I’m going to begin
with an excerpt from Madeleine l’Engle’s Walking
on Water. It’s a longer read—an entire page—but I think the upshot requires
the context. So, here we go:
* * *
God, through the angel Gabriel, called on
Mary to do what, in the world’s eyes, is impossible, and instead of saying, “I
can’t,” she replied immediately, “Be it unto me according to thy Word.”
God is always calling on us to do the
impossible. It helps me to remember that anything Jesus did during his life
here on earth is something we should be able to do, too.
When spring-fed Dog Pond warms up enough for
swimming, which usually isn’t until June, I often go there in the late
afternoon. Sometimes I will sit on a sun-warmed rock to dry, and think of Peter
walking across the water to meet Jesus. As long as he didn’t remember that we
human beings have forgotten how to walk on water, he was able to do it.

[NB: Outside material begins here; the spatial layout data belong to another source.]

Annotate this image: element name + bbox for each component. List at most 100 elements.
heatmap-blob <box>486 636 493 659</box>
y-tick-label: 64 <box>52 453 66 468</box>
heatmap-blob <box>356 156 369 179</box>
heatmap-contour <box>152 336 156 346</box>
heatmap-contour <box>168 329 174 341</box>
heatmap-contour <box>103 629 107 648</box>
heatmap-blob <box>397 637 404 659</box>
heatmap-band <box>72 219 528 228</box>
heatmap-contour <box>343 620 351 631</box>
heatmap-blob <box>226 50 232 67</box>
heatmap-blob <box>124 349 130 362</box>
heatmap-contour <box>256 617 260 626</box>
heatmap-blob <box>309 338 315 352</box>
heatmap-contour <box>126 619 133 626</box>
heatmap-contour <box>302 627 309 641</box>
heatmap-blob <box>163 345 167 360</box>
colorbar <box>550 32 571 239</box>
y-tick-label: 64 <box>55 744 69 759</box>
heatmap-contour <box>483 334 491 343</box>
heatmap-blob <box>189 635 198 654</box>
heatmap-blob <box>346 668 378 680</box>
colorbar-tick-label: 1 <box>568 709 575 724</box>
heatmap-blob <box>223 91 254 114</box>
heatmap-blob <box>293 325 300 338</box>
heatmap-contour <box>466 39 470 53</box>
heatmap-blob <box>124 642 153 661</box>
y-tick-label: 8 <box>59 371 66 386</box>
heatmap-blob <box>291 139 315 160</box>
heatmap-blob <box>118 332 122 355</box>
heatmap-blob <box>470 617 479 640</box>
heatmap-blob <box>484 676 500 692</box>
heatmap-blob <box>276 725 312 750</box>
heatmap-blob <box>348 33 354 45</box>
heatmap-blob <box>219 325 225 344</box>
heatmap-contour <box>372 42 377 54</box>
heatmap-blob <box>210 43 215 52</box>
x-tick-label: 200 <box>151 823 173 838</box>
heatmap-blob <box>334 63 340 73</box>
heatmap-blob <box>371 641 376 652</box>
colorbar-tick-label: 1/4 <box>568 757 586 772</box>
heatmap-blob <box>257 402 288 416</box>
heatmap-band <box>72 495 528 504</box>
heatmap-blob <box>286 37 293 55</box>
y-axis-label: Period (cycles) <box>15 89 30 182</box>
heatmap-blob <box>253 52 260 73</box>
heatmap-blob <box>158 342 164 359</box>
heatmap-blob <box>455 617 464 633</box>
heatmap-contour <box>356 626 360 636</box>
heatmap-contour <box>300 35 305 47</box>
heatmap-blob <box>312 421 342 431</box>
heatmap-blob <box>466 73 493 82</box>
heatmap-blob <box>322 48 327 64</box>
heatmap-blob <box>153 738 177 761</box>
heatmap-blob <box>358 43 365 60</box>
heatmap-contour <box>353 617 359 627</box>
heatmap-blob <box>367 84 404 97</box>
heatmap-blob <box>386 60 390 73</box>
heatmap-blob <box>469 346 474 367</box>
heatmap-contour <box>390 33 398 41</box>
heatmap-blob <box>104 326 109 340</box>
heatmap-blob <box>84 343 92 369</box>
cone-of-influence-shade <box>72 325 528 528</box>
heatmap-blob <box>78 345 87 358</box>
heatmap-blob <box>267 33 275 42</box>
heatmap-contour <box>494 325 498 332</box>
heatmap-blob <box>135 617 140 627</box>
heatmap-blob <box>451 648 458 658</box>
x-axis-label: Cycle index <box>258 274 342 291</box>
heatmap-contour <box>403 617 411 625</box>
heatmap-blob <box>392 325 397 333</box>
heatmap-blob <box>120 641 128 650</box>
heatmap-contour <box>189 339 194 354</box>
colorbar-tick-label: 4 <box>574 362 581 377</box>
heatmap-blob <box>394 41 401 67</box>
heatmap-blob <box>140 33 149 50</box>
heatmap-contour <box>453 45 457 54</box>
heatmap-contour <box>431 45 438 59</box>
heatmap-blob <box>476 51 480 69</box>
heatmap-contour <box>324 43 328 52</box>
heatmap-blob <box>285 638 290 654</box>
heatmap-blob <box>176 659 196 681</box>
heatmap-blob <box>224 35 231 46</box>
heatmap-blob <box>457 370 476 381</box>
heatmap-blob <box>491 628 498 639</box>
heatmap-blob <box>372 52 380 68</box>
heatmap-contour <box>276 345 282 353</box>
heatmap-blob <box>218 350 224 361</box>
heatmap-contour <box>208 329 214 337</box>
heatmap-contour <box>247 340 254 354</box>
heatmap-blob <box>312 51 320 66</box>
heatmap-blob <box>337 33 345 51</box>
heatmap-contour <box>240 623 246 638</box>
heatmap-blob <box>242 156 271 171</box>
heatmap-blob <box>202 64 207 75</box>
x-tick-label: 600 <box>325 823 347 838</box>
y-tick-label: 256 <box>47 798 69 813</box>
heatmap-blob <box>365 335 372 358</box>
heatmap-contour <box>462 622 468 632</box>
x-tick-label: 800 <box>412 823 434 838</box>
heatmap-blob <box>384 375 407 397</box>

If Jesus of Nazareth was God become truly
man for us, as I believe he was, then we should be able to walk on water, to
heal the sick, even to accept the Father’s answer to our prayers when it is not
the answer that we hope for, when it is No. Jesus begged in anguish that he be
spared the bitter cup, and then humbly added, “but not as I will, Father; as
you will.”
In art, either as creators or participators,
we are helped to remember some of the glorious things we have forgotten, and
some of the terrible things we are asked to endure, we who are children of God
by adoption and grace.
In one of his dialogues, Plato talks of all
learning as remembering. The chief job of the teacher is to help us to remember
all that we have forgotten. This fits in well with Jung’s concept of racial
memory, his belief that when we are enabled to dip into the intuitive,
subconscious self, we remember more than we know. One of the great sorrows
which came to human beings when Adam and Eve left the Garden was the loss of
memory, memory of all that God’s children are meant to be.
Perhaps one day I will remember how to walk
across Dog Pond.
* * *
I look at Peter,
watching Jesus walk on the water toward him on the sea, and I am reminded for
the thousandth time that God doesn’t call us to do things that are easy or
convenient; God doesn’t even call us to do things that are hard. God calls us
to do the impossible. Walk on water, Peter.
Then, he does. If
only for a time. Lost in the shuffle of “Why did you doubt, Peter?” is the fact
that Peter walked on water for a significant longer period of time than any
other human being in history. Peter did something impossible. This is the
future toward which God is calling each of us.
Madeleine l’Engle
is one of my heroes. She’s on the very shortest list of top influencers on my
life, and so this was not the first, and will not be the last, time that I use
her in a sermon. I often recommend that people pick up her writing and take a
good dive into it, but I’ve also come to realize that many people don’t jive
with l’Engle’s thinking. She’s an artist and a writer—a very particular kind of
theologian. Her words are art.
So, when she
writes about walking on water and seeking to remember how to walk across Dog
Pond, I’m afraid this is either something you get or you don’t, and I don’t
quite know what to do about that. A right-minded physicalist will no doubt
point out that l’Engle, who died in 2007, never did walk on that pond, spending
her whole life waiting in vain, and yet, that’s remotely the point. We all
spend our lives doing things, waiting on things, yearning after things, and the
question is really, “What are you waiting for?” Are you waiting for something
good, something great, or some kind of probable impossible, like walking on water
in a pond in your backyard?
Which is the thing
worth waiting on? The possible… or the probable impossible?